Aqui na fazenda os homens negros são maus e as mulheres negras muito burras. Ninguém merecer a pedra. Então eu pensar que mestre Jephson escrever livros e lutar pelos negros. Deve ser homem bom e merecer isso, mesmo sendo homem branco, sem saber o que é isso e de onde isso vem. – Então ela remexeu na bolsinha de camurça e tirou uma pedra negra e achatada, com um orifício no meio. – Pega – ela disse, colocando a pedra em minha mão. – Pega. Nenhum mal vir de coisa boa. Guarda isso. Não perca nunca. – E com um gesto de silêncio, deu-me as costas e voltou cautelosamente como tinha vindo, olhando para todos os lados para ver se estávamos sendo observados.

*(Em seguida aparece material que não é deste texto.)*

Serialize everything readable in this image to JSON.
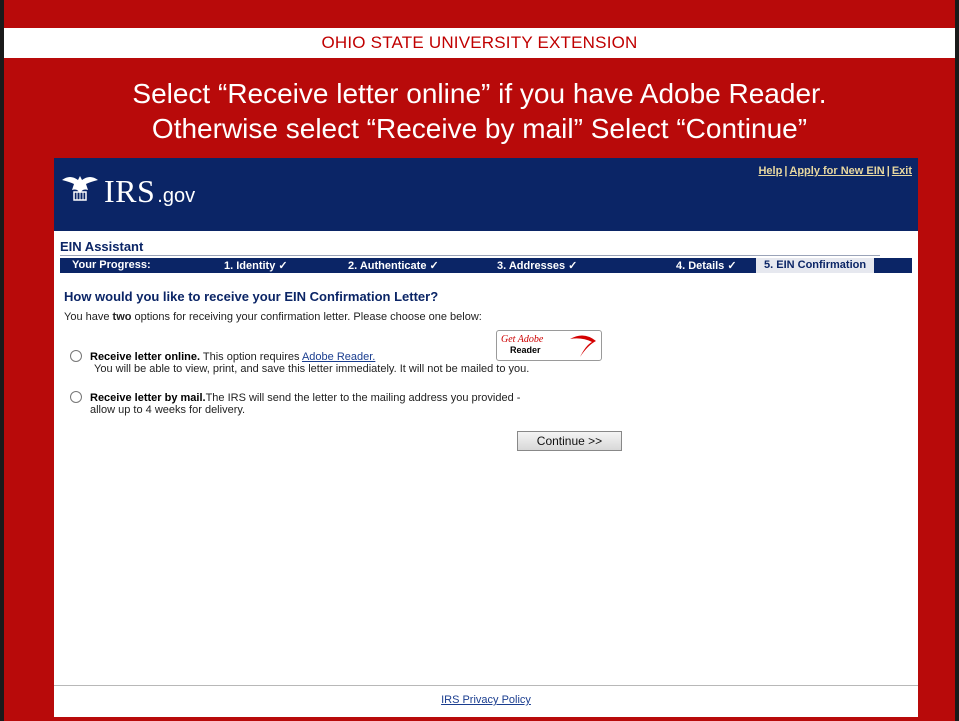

Achei mais graça do que me deixei impressionar na solenidade da velha e confesso que só contive o riso durante seu discurso por medo de ferir seus sentimentos. Depois que ela se foi, dei uma boa olhada na pedra que ela me deu. Era intensamente negra, muito dura, e de formato oval – o tipo perfeito de pedra que a gente pega na beira de um lago, para jogá-la sobre ele e vê-la quicar na água. Tinha seis centímetros de comprimento e três de largura no centro, afilando-se nas extremidades. O mais curioso nela eram traços bem marcados que percorriam sua superfície em semicírculos, dando-lhe a aparência exata de uma orelha humana. Ao mesmo tempo em que fiquei bastante interessado pela minha nova posse, pensei em levá-la e submetê-la a exame, como um espécime geológico, por meu amigo professor Shroeder, do Instituto de Nova York, assim que tivesse oportunidade. Até lá, guardei a pedra em meu bolso e, levantando da cadeira, saí para uma caminhada no campo, distraindo-me e esquecendo-me do acontecido.

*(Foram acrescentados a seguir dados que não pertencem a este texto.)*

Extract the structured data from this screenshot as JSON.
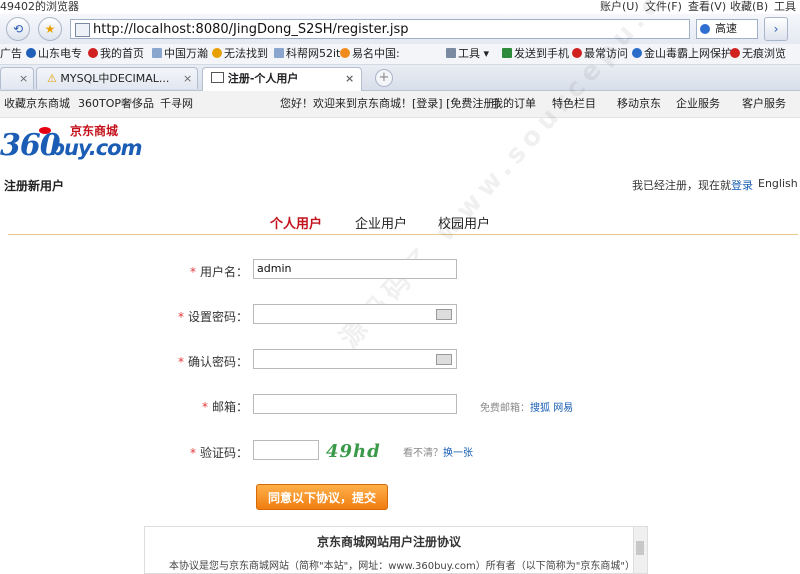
{
  "window": {
    "title": "49402的浏览器",
    "menu": [
      "账户(U)",
      "文件(F)",
      "查看(V)",
      "收藏(B)",
      "工具"
    ]
  },
  "address": {
    "url": "http://localhost:8080/JingDong_S2SH/register.jsp",
    "engine": "高速"
  },
  "favorites": [
    "广告",
    "山东电专",
    "我的首页",
    "中国万瀚",
    "无法找到",
    "科帮网52it",
    "易名中国:",
    "工具",
    "发送到手机",
    "最常访问",
    "金山毒霸上网保护",
    "无痕浏览"
  ],
  "tabs": [
    {
      "label": ""
    },
    {
      "label": "MYSQL中DECIMAL..."
    },
    {
      "label": "注册-个人用户"
    }
  ],
  "topnav": {
    "left": [
      "收藏京东商城",
      "360TOP奢侈品",
      "千寻网"
    ],
    "welcome": "您好！欢迎来到京东商城！[登录] [免费注册]",
    "right": [
      "我的订单",
      "特色栏目",
      "移动京东",
      "企业服务",
      "客户服务"
    ]
  },
  "logo": {
    "brand": "京东商城",
    "text360": "360",
    "textbuy": "buy.com"
  },
  "page": {
    "title": "注册新用户",
    "already": "我已经注册，现在就",
    "login": "登录",
    "english": "English",
    "tabs": [
      "个人用户",
      "企业用户",
      "校园用户"
    ]
  },
  "form": {
    "required": "*",
    "username_label": "用户名：",
    "username_value": "admin",
    "password_label": "设置密码：",
    "confirm_label": "确认密码：",
    "email_label": "邮箱：",
    "email_hint": "免费邮箱：",
    "email_links": [
      "搜狐",
      "网易"
    ],
    "captcha_label": "验证码：",
    "captcha_image_text": "49hd",
    "captcha_hint": "看不清？",
    "captcha_refresh": "换一张",
    "submit": "同意以下协议，提交"
  },
  "agreement": {
    "title": "京东商城网站用户注册协议",
    "body": "本协议是您与京东商城网站（简称\"本站\"，网址：www.360buy.com）所有者（以下简称为\"京东商城\"）之"
  },
  "watermark": "源码码了 www.sourcepu.com",
  "colors": {
    "accent": "#c4121c",
    "link": "#1a5fb4",
    "button": "#f08a1c"
  }
}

A essa altura, como minha ferida já estivesse praticamente curada, deixei a fazenda do sr. Murray pouco tempo depois. Os exércitos da União, vitoriosos, estavam em toda parte e convergiam para Richmond, de modo que a minha participação nos combates parecia desnecessária e eu voltei ao Brooklin. Lá, retomei minhas atividades e me casei com a segunda filha de Josiah Vanburger, o famoso escultor. Ao longo de poucos anos, estabeleci uma boa rede de clientes e adquiri considerável reputação no tratamento de doenças pulmonares. Eu continuava com a velha pedra negra em meus bolsos e frequentemente contava a história da maneira dramática por meio da qual ela acabou chegando às minhas mãos. Mantive também a resolução de mostrá-la ao professor Shroeder, que ficou muito interessado, tanto no caso, quanto no espécime. Ele garantiu que se tratava do fragmento de um meteoro e me alertou para o fato de que sua semelhança a uma orelha não era acidental, mas que a pedra havia sido cuidadosamente trabalhada para ganhar aquela forma. Uma dúzia de pequenos pontos anatômicos mostravam que o artesão tinha sido bastante fiel a realidade, além de muito habilidoso.

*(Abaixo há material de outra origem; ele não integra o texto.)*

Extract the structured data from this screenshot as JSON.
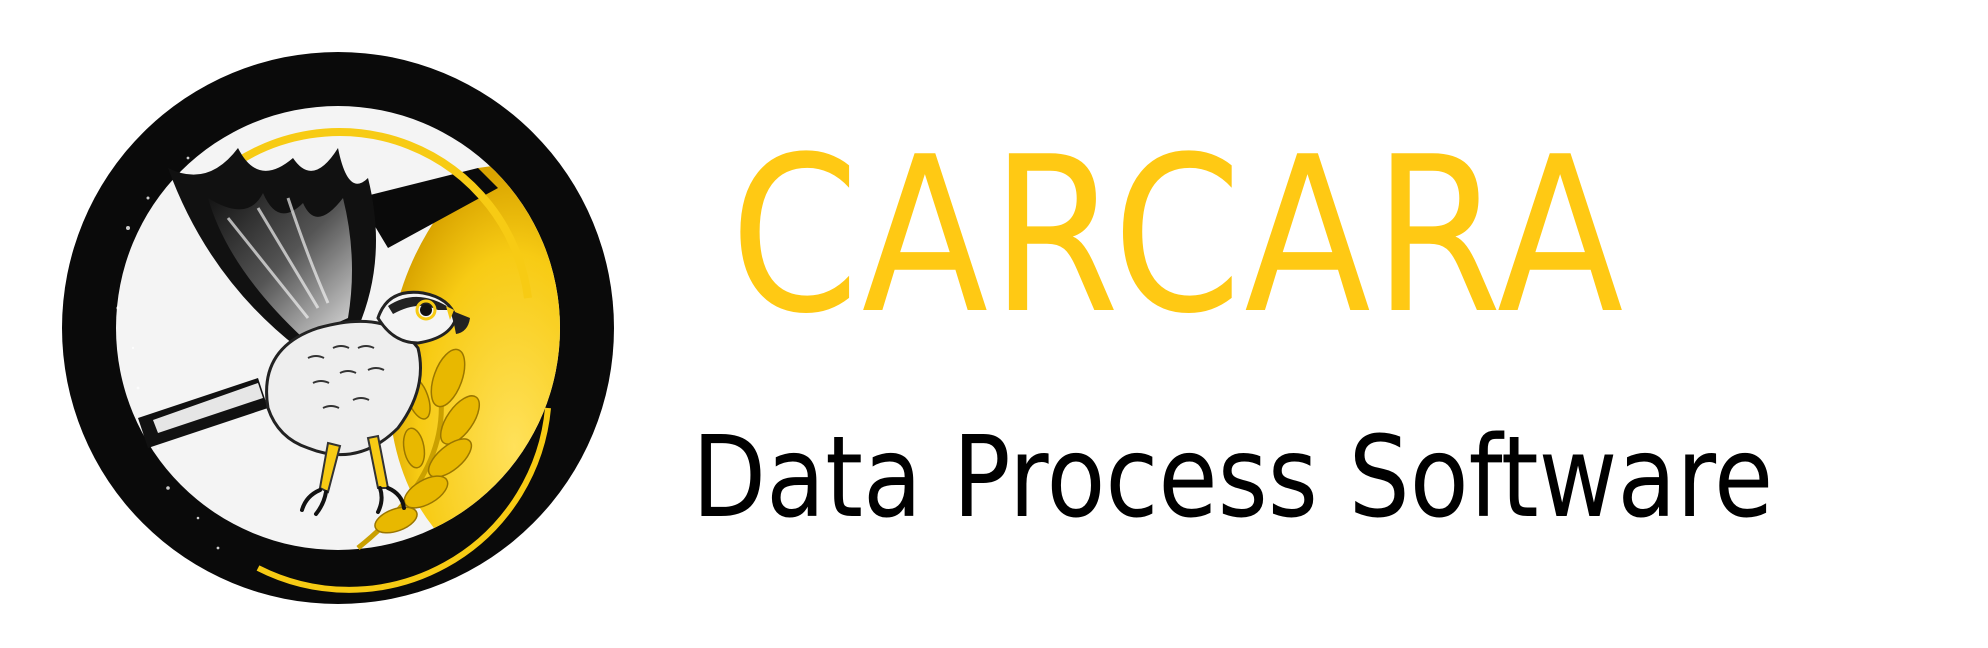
{
  "brand": {
    "name": "CARCARA",
    "tagline": "Data Process Software"
  },
  "colors": {
    "brand_yellow": "#FFC914",
    "tagline_text": "#000000",
    "background": "#FFFFFF",
    "emblem_ring": "#0A0A0A",
    "emblem_gold": "#FFD21F"
  },
  "icons": {
    "emblem": "falcon-emblem-icon"
  }
}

– Não tenho dúvida – disse o professor – de que ela foi arrancada de alguma grande estátua, mas, como um material dessa dureza pôde ser tão perfeitamente trabalhado, isso eu não consigo entender. Se existir a estátua a que ela pertence, eu gostaria muito de vê-la.

Era o que eu pensava também, naquele tempo, mas minha opinião mudou muito desde então.

Os sete ou oito anos consecutivos de minha vida foram tranquilos, sem grandes acontecimentos. Os verões seguiram as primaveras que seguiram os invernos, sem maiores alterações em meu trabalho. À medida que os pacientes aumentavam, admiti como sócio J. S. Jackson, com um percentual de 25%.